Fake Health Plan and Membership Scheme Scam on Email
How unsolicited emails promote unregulated 'health benefit' memberships that look like insurance but carry no obligation to pay claims.
Part of: Fake Health Plan and Membership Scheme Scam
Last reviewed: 13 July 2026
Fake health plan and membership scheme scams frequently arrive by email, offering a 'health benefit membership' at a low monthly price with language deliberately similar to real insurance — mentioning networks, benefits, and coverage — without ever using the word 'insurance' in a way that would trigger insurance regulation. The email often follows a web search for affordable health coverage or arrives as part of a purchased marketing list.
Email is an efficient channel for this scheme because it's cheap to send at scale, lets scammers embed a slick sign-up page that mimics a real insurer's design, and creates a paper trail that looks official even though the underlying membership has no legal obligation to pay medical claims.
How this scam works on email
An email promotes a 'discount health membership' or 'health benefit plan' with monthly pricing far below any ACA marketplace or employer plan, listing vague benefits like 'access to a nationwide network' or 'up to 80% off medical services.' Clicking through leads to a sign-up page that captures payment details and personal information, often processing the first payment before any membership terms are shown in full.
Because these plans are membership products rather than regulated insurance, they carry no legal requirement to cover any specific medical event, and the fine print — if read — usually says as much. Members typically discover this only when a real medical bill arrives and the 'plan' either denies responsibility or offers a token discount unrelated to actual insurance coverage.

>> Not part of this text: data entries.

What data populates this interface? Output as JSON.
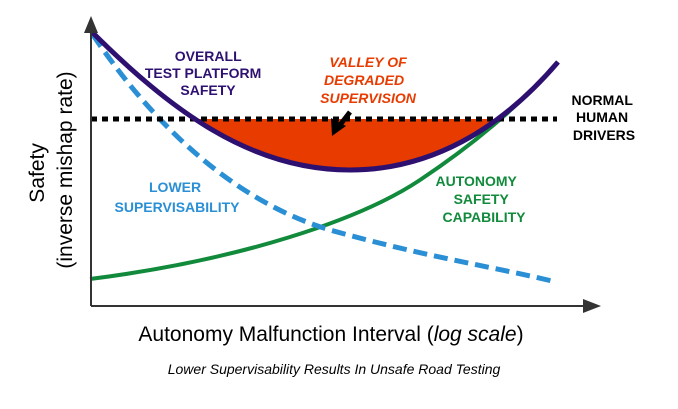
{
  "colors": {
    "overall": "#2e1070",
    "valley": "#e83b00",
    "lower": "#2a8fd4",
    "autonomy": "#128a3c",
    "normal": "#000000",
    "axis": "#333333"
  },
  "labels": {
    "overall": [
      "OVERALL",
      "TEST PLATFORM",
      "SAFETY"
    ],
    "valley": [
      "VALLEY OF",
      "DEGRADED",
      "SUPERVISION"
    ],
    "normal": [
      "NORMAL",
      "HUMAN",
      "DRIVERS"
    ],
    "lower": [
      "LOWER",
      "SUPERVISABILITY"
    ],
    "autonomy": [
      "AUTONOMY",
      "SAFETY",
      "CAPABILITY"
    ]
  },
  "axes": {
    "y_line1": "Safety",
    "y_line2": "(inverse mishap rate)",
    "x_prefix": "Autonomy Malfunction Interval (",
    "x_italic": "log scale",
    "x_suffix": ")"
  },
  "caption": "Lower Supervisability Results In Unsafe Road Testing"
}
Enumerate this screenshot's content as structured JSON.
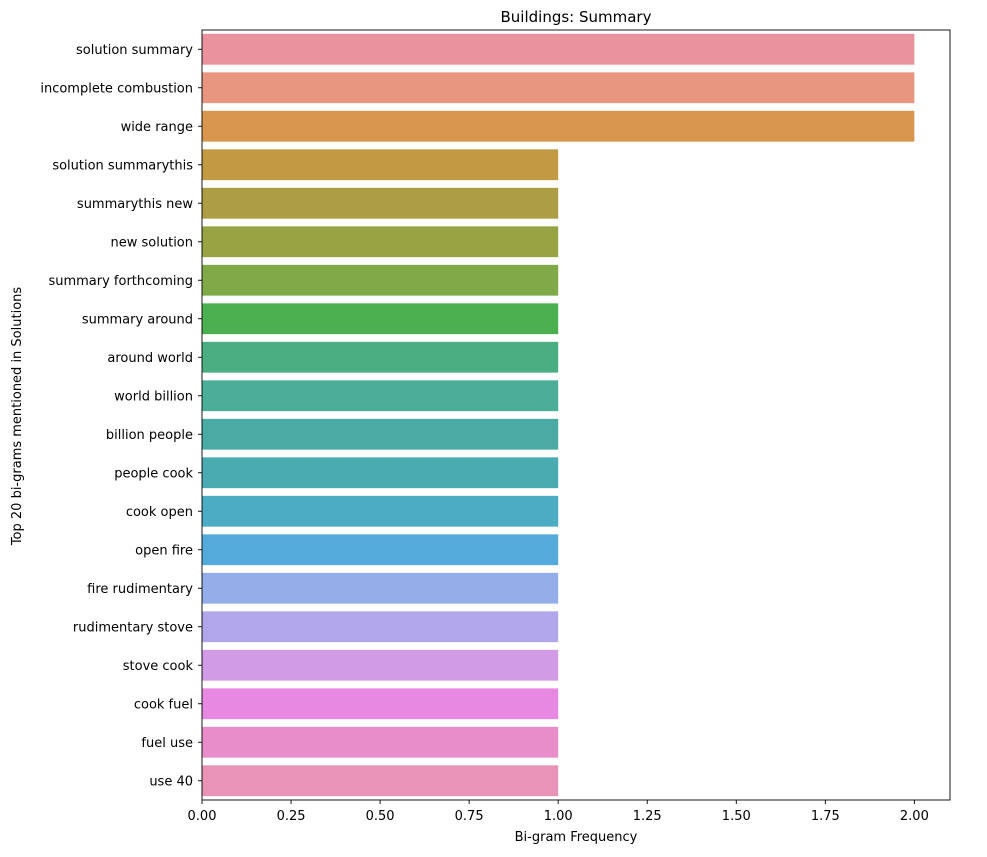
{
  "chart_data": {
    "type": "bar",
    "orientation": "horizontal",
    "title": "Buildings: Summary",
    "xlabel": "Bi-gram Frequency",
    "ylabel": "Top 20 bi-grams mentioned in Solutions",
    "xlim": [
      0,
      2.1
    ],
    "x_ticks": [
      0.0,
      0.25,
      0.5,
      0.75,
      1.0,
      1.25,
      1.5,
      1.75,
      2.0
    ],
    "x_tick_labels": [
      "0.00",
      "0.25",
      "0.50",
      "0.75",
      "1.00",
      "1.25",
      "1.50",
      "1.75",
      "2.00"
    ],
    "grid": false,
    "legend": "none",
    "categories": [
      "solution summary",
      "incomplete combustion",
      "wide range",
      "solution summarythis",
      "summarythis new",
      "new solution",
      "summary forthcoming",
      "summary around",
      "around world",
      "world billion",
      "billion people",
      "people cook",
      "cook open",
      "open fire",
      "fire rudimentary",
      "rudimentary stove",
      "stove cook",
      "cook fuel",
      "fuel use",
      "use 40"
    ],
    "values": [
      2,
      2,
      2,
      1,
      1,
      1,
      1,
      1,
      1,
      1,
      1,
      1,
      1,
      1,
      1,
      1,
      1,
      1,
      1,
      1
    ],
    "colors": [
      "#eb929f",
      "#e89680",
      "#d8964e",
      "#c19a43",
      "#ad9d44",
      "#98a444",
      "#80aa48",
      "#4bb150",
      "#4bae83",
      "#4aae98",
      "#4aaaa4",
      "#4aacb1",
      "#4bacc4",
      "#54aadb",
      "#93aee8",
      "#b2a6ea",
      "#d29be6",
      "#e789e2",
      "#e88dc9",
      "#e893b7"
    ]
  }
}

Some versions specifically target people who have been denied traditional coverage or who are shopping outside open enrollment, promising acceptance regardless of health history — a pitch real insurers in fully regulated markets do not typically need to make.
Common red flags
- You received an unsolicited email offering a 'health benefit membership' rather than clearly labeled insurance
- The pricing is dramatically lower than any regulated insurance plan for comparable benefits
- The email language avoids the word 'insurance' while implying comparable protection
- You're asked to pay before seeing the full terms, exclusions, and what medical events are actually covered
- The sender's email domain doesn't match any recognized insurer or licensed broker
- The plan promises guaranteed acceptance regardless of health history, with no waiting period
How to protect yourself
- Search the company name plus 'insurance' or 'membership scam' before clicking any link in an unsolicited health plan email
- Verify whether the product is regulated insurance or an unregulated membership by checking your state department of insurance
- Never pay before reading the full terms describing exactly what medical events are covered
- Be skeptical of any plan promising guaranteed acceptance and no waiting period regardless of health history
- Use spam filtering and avoid clicking sign-up links in unsolicited health coverage emails
- Ask directly, in writing, whether the plan is ACA-compliant insurance or a discount membership
How to report it
- Report the email as spam or phishing to your email provider
- Report the company to your state department of insurance if it's marketed to sound like regulated insurance
- File a complaint with the FTC at ReportFraud.ftc.gov
- Forward the email to the Anti-Phishing Working Group at [email protected] if it appears to be a phishing attempt
Frequently asked questions
Is a 'health benefit membership' the same as health insurance?
No. Membership plans are not regulated as insurance and generally carry no legal obligation to pay any specific medical claim, even though marketing language can make them sound similar to real coverage.
How do I know if an email offer is a real insurer or a membership scheme?
Check the sender's domain against the insurer's known official website, and verify the company with your state department of insurance. Genuine ACA-compliant insurance will always identify itself clearly as insurance, not a 'membership' or 'benefit plan.'
Can I cancel and get a refund from a membership plan I signed up for by email?
It depends on the company's terms and how you paid — contact your card issuer to dispute recent charges and check the membership's cancellation policy, though full refunds of past payments are not guaranteed.
Why do these plans promise guaranteed acceptance with no health questions?
Because they're not underwriting actual medical risk the way regulated insurance does — since there's no legal obligation to pay significant claims, there's little financial risk to the company in accepting anyone.
What should I do if I already have medical bills and thought I had coverage?
Contact the plan in writing to request a copy of your actual coverage terms, dispute any misleading marketing with your state insurance regulator, and speak to the medical provider's billing office about a payment plan while you resolve the issue.